Our rate index has rapidly grown in popularity and exposure in recent years because it is timely and because it accounts for upfront costs in a way that other single-number indices cannot.  Because we began this effort in 2009, we can only technically say our index is the highest in 14 years, but there's no question that today's mortgage rates are the highest in 23 years.

That's actually rather unremarkable given the prevailing trend in rates.  "8%" may be an interesting milestone for headlines, but it isn't much higher than yesterday's 7.92%--also the highest rate in 23 years.  

The first break above the 23 year ceiling took place in late 2022 and it wasn't challenged again until August of 2023.  Since then, however, we haven't made it more than a few weeks without hitting a new long-term high.  The time since the Fed's September 20th announcement has been particularly bad with SEVEN new 23 year highs in less than a month.

While unfortunate, this is also rather unremarkable.  This is a rising rate environment.  Bonds/rates are increasingly capitulating to the notion of "higher for longer."  It makes for a typical market pattern where the swings between highs and lows are smaller but more frequent.  In that sense, today was just another day on the same old path.

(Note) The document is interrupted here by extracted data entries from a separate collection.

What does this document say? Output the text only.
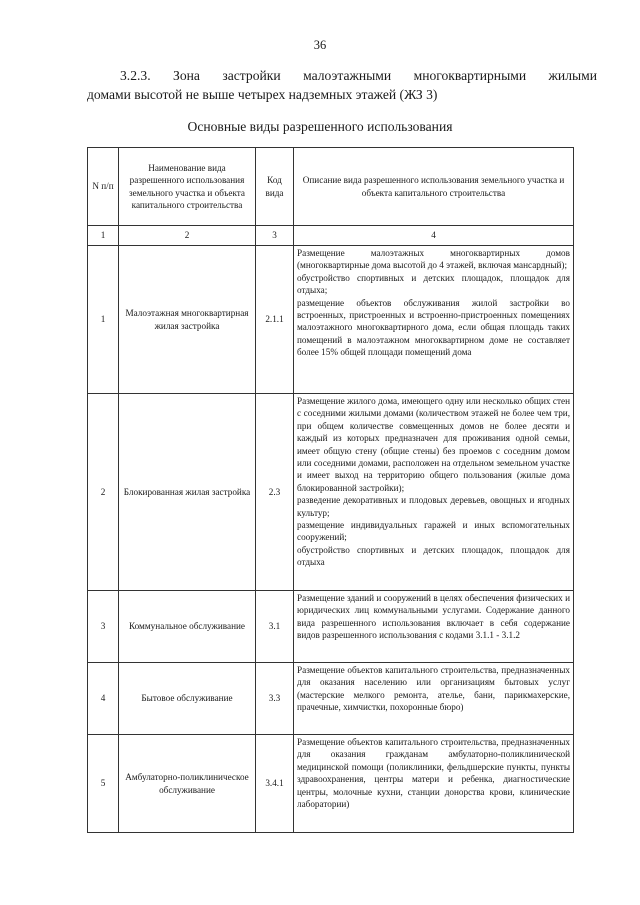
36
3.2.3. Зона застройки малоэтажными многоквартирными жилыми
домами высотой не выше четырех надземных этажей (ЖЗ 3)
Основные виды разрешенного использования
N п/п	Наименование вида разрешенного использования земельного участка и объекта капитального строительства	Код вида	Описание вида разрешенного использования земельного участка и объекта капитального строительства
1	2	3	4
1	Малоэтажная многоквартирная жилая застройка	2.1.1	Размещение малоэтажных многоквартирных домов (многоквартирные дома высотой до 4 этажей, включая мансардный);
обустройство спортивных и детских площадок, площадок для отдыха;
размещение объектов обслуживания жилой застройки во встроенных, пристроенных и встроенно-пристроенных помещениях малоэтажного многоквартирного дома, если общая площадь таких помещений в малоэтажном многоквартирном доме не составляет более 15% общей площади помещений дома

2	Блокированная жилая застройка	2.3	Размещение жилого дома, имеющего одну или несколько общих стен с соседними жилыми домами (количеством этажей не более чем три, при общем количестве совмещенных домов не более десяти и каждый из которых предназначен для проживания одной семьи, имеет общую стену (общие стены) без проемов с соседним домом или соседними домами, расположен на отдельном земельном участке и имеет выход на территорию общего пользования (жилые дома блокированной застройки);
разведение декоративных и плодовых деревьев, овощных и ягодных культур;
размещение индивидуальных гаражей и иных вспомогательных сооружений;
обустройство спортивных и детских площадок, площадок для отдыха

3	Коммунальное обслуживание	3.1	Размещение зданий и сооружений в целях обеспечения физических и юридических лиц коммунальными услугами. Содержание данного вида разрешенного использования включает в себя содержание видов разрешенного использования с кодами 3.1.1 - 3.1.2

4	Бытовое обслуживание	3.3	Размещение объектов капитального строительства, предназначенных для оказания населению или организациям бытовых услуг (мастерские мелкого ремонта, ателье, бани, парикмахерские, прачечные, химчистки, похоронные бюро)

5	Амбулаторно-поликлиническое обслуживание	3.4.1	Размещение объектов капитального строительства, предназначенных для оказания гражданам амбулаторно-поликлинической медицинской помощи (поликлиники, фельдшерские пункты, пункты здравоохранения, центры матери и ребенка, диагностические центры, молочные кухни, станции донорства крови, клинические лаборатории)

But where is that path leading?  Are rates headed to 10%?  It's too soon to say or know.  Certainly, we would never want to rule out the possibility of any interest rate that is only 2% away from current rates.  On the other hand, if the Fed is correct in their assessment that no further rate hikes are needed to facilitate monetary policy, it would take increasingly surprising data/events to push rates higher at the prevailing pace. 

This isn't to say rates can't or won't go higher.  Rather, the goal is to say that if the economy begins to soften as the Fed expects and if inflation remains roughly in line with the last few months, upward rate momentum should be dying down, all other things being equal.  One big unknown is the stance of fiscal policy/spending where markets have increasingly expressed concern over Treasury issuance implications.

Treasury issuance matters because Treasuries set the tone for just about every other interest rate in the US.  If issuance is higher than expected, the government has to pay higher rates to attract sufficient demand.  Mortgage-backed securities tend to move in the same direction as Treasuries, so if 5, 7, 10yr yields are higher, mortgage rates will typically be higher as well. Every time the government announces a big spending initiative (or legislation that implies lower revenues), the bond market runs the risk of protesting by breaking another rate ceiling.